I can understand why a disreputable quasi-journalist… … would want to, unless press, leave out the number of people — “about ten” — that Glenn Beck called “scumbags,” or use a cutout in a a lame attempt to conceal that the source of this — and that you left out the number — was Media Matters.

But I still don't understand why you, a highly ethical New Journalistic Fella — I know that you're such, because your ethics statement says so –  would do so, and your apologia for the cutout between your piece and theirs doesn't doesn't clarify it, or much of anything. 

That said, I do understand why you, despite being one of those highly ethical new journalist fellas, wouldn't find even my minimal attempts at fisking to be pleasant. 

Like you, I'm not sure what the connection is, precisely, between Minnie Mon and Media Matters, and — perhaps like you; I dunno — wish some reporter would clarify it. 


Robin Marty
Comment posted July 6, 2007 @ 2:48 am

as has been stated repeatedly CIM previously rented office space from Media Matters when first hitting the ground.

I'm not sure what more I can say or how many more times I can say it to make this clear.

I myself personally enjoy Joel's “fisking” however.  It would be nice if he could manage to do it without always adding in the requisite vitriol, however mild, that seems to be a signature of many of our commentors, but at the very least I feel it shows he is engaged with our pieces, even if his tone tends to turn people off from wanting to actually continue to discuss with him.
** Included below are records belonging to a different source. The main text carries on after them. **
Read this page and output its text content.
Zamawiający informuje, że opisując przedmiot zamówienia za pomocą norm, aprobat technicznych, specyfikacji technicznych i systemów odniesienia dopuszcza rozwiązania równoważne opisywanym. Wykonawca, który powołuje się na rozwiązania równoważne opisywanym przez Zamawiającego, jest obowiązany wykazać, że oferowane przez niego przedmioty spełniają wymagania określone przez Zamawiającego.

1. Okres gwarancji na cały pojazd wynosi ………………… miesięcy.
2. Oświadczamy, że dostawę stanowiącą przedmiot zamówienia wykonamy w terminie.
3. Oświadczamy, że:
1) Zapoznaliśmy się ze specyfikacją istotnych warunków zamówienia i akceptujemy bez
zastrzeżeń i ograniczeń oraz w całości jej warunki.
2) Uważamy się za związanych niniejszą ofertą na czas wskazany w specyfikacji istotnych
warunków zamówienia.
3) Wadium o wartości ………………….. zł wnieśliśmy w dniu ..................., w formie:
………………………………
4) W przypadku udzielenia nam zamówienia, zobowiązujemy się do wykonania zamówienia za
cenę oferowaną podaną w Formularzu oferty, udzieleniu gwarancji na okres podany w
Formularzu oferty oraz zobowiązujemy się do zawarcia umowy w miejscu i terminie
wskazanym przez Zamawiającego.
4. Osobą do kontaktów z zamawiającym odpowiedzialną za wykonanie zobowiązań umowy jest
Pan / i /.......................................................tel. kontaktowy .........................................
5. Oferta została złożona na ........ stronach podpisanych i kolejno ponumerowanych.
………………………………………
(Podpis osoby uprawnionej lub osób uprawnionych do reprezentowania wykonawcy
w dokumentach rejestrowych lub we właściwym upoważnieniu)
Thanks for visiting, Joel.


Bill Wareham
Comment posted July 6, 2007 @ 4:54 am

Another miss by Mary… Perhaps she didn't count Minnesota Public Radio as metro media because we sent a reporter based in Duluth, but our Twin Cities audience (indeed, our Minnesota audience) had ample access to Stephanie Hemphill's report on the meeting. And our audience knows that Stephanie led with the news about the U of M study, the very point Mary scolds the MSM for overlooking.

-Bill Wareham
News Director
Minnesota Public Radio
http://mpr.org


joelr
Comment posted July 7, 2007 @ 2:39 am

You're welcome, of course I don't think it's a matter of controversy that Minnie Mon and Media Matters used to share office space, although I had not before heard that Minnie Mon was renting the office space from Media Matters. 
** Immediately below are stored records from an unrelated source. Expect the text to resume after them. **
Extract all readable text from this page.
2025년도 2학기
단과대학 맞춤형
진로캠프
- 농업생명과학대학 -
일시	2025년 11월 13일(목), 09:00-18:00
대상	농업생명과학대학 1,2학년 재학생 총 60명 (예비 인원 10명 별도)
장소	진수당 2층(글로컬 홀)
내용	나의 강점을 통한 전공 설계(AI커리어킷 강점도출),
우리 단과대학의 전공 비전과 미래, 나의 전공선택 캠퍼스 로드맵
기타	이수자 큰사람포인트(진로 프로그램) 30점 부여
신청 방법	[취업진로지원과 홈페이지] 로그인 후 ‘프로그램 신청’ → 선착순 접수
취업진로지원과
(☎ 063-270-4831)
I don't, though, know if that's the only connection, and your message, Robin, doesn't clarify that, or the nature of that relationship, or another relationship — if any — beyond that.  For me, it just raises other questions — how long did this office space sharing go on?  Did Minnie Mon pay standard rent (whatever that might be) for this office space, or was it more, or less?  Is that the only connection?  Are — and I'm not saying this is so; I simply don't know if the rumors are true — both Minnie Mon and Media Matters Soros-funded?  If so, what's the nature of the funding?

I'm curious.  Just to be clear, I don't have any problem with Minnie Mon being funded by one of George Soros' organizations — if it is — just as I wouldn't have any problem with MDE being funded by Richard Mellon Scaife — as I believe it is not.  I think it's perfectly possible to do ethical advocacy journalism and/or ethical ideological muckracking while being funded by a gazillionaire with a political agenda. 
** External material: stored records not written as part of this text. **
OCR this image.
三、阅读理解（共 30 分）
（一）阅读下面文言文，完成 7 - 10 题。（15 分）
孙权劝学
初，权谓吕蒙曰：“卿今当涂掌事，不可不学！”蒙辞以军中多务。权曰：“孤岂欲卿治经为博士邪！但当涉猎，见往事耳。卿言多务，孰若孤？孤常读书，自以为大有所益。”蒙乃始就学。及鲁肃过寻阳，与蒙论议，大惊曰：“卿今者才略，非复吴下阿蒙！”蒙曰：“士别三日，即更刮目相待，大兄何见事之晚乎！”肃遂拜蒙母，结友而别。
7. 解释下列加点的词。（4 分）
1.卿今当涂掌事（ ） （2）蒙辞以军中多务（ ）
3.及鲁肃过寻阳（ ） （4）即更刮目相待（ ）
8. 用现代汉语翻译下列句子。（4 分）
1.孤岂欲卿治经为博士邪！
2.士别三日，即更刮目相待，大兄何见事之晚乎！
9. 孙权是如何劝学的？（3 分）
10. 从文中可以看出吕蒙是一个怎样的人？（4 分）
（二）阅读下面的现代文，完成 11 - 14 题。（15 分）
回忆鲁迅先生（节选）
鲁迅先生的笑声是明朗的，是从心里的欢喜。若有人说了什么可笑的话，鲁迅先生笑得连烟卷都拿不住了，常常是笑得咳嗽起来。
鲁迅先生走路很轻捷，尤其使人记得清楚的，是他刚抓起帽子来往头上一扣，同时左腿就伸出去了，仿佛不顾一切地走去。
In fact, those who do that — and there are those who do that, I'm sure; I'm just not at all sure that Minnie Mon's among them, or not — have my envy, and if there's any gazillionaire out there who would like to throw me, say, $100K / year to do the advocacy and reporting that I'd like to do anyway and sometimes manage to do anyway, I'd be happy to accept that . . .

. . . but my own sense of ethics and propriety would require me to be transparent about that — to clearly disclose both the amount and the source of such funding — even without being asked.

Might save me from having to suffer through some vitriol, even.